Following Q1 earnings calls, Microsoft raised its 2026 capex outlook to $190 billion, up 24% from a prior forecast of $154 billion. Amazon held firm at $200 billion, while Alphabet lifted its forecast by 4% to $185 billion. Meta increased its range to between $125 billion and $145 billion, up from $115–$135 billion. Notably, Microsoft attributed $25 billion of its increase to higher component costs, and Meta CEO Mark Zuckerberg cited memory pricing as a key driver. However, Meta's free cash flow dropped sharply to $1.2 billion in Q1 from $26 billion a year earlier, prompting Jefferies analysts to say Meta 'likely remains in the penalty box pending clearer capex ROI.'
On the positive side, Alphabet's cloud revenue surged 63% year-over-year, boosting its shares by roughly 10%, while its backlog grew 400% annually to $462 billion. Microsoft reported an annualized AI sales run-rate of over $37 billion, up 123% year-over-year, and Amazon's AWS posted its fastest growth in over three years at 28%, driven by AI workloads. Alphabet now processes more than 16 billion Gemini tokens per minute.

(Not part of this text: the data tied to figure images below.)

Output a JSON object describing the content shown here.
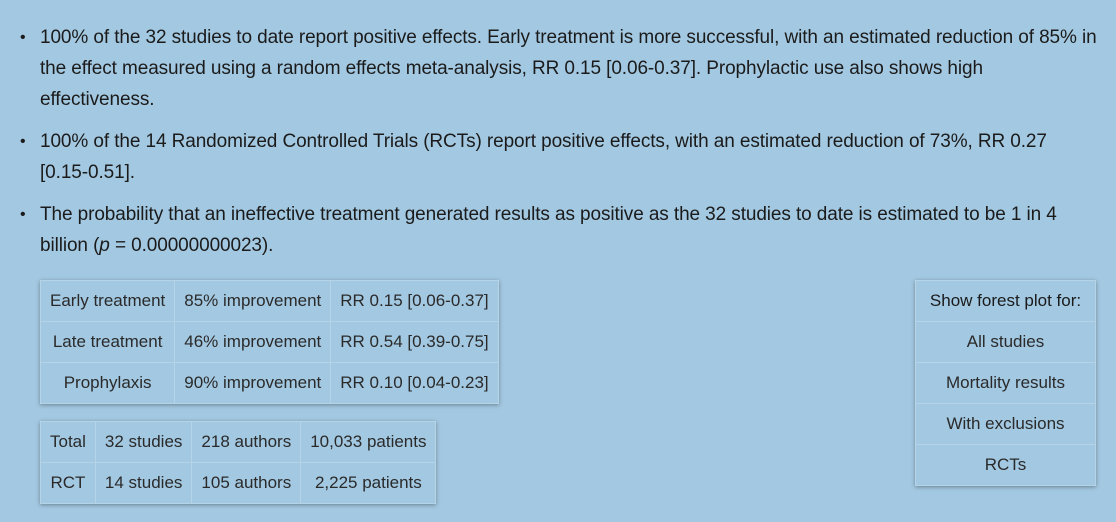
{
  "summary": {
    "bullet1": "100% of the 32 studies to date report positive effects. Early treatment is more successful, with an estimated reduction of 85% in the effect measured using a random effects meta-analysis, RR 0.15 [0.06-0.37]. Prophylactic use also shows high effectiveness.",
    "bullet2": "100% of the 14 Randomized Controlled Trials (RCTs) report positive effects, with an estimated reduction of 73%, RR 0.27 [0.15-0.51].",
    "bullet3_before": "The probability that an ineffective treatment generated results as positive as the 32 studies to date is estimated to be 1 in 4 billion (",
    "bullet3_p": "p",
    "bullet3_after": " = 0.00000000023).",
    "bullet_symbol": "•"
  },
  "results_table": [
    {
      "stage": "Early treatment",
      "improvement": "85% improvement",
      "rr": "RR 0.15 [0.06-0.37]"
    },
    {
      "stage": "Late treatment",
      "improvement": "46% improvement",
      "rr": "RR 0.54 [0.39-0.75]"
    },
    {
      "stage": "Prophylaxis",
      "improvement": "90% improvement",
      "rr": "RR 0.10 [0.04-0.23]"
    }
  ],
  "totals_table": [
    {
      "label": "Total",
      "studies": "32 studies",
      "authors": "218 authors",
      "patients": "10,033 patients"
    },
    {
      "label": "RCT",
      "studies": "14 studies",
      "authors": "105 authors",
      "patients": "2,225 patients"
    }
  ],
  "forest": {
    "heading": "Show forest plot for:",
    "options": [
      "All studies",
      "Mortality results",
      "With exclusions",
      "RCTs"
    ]
  },
  "colors": {
    "background": "#a3c8e1",
    "text": "#1b1b1b"
  }
}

The spending boom is a clear tailwind for semiconductor companies. RBC Capital Markets highlighted Nvidia, Micron Technology, Marvell, Arm Holdings, and Astera Labs as well-positioned beneficiaries. Intel also posted strong Q1 earnings, and Evercore analysts pointed to growing demand for custom chips like TPUs, Trainium, and Maia processors, calling it a potential 'CPU renaissance.' AI demand is driving double-digit growth in wafer fab production, and supply for high-end AI compute is expected to remain tight throughout 2026.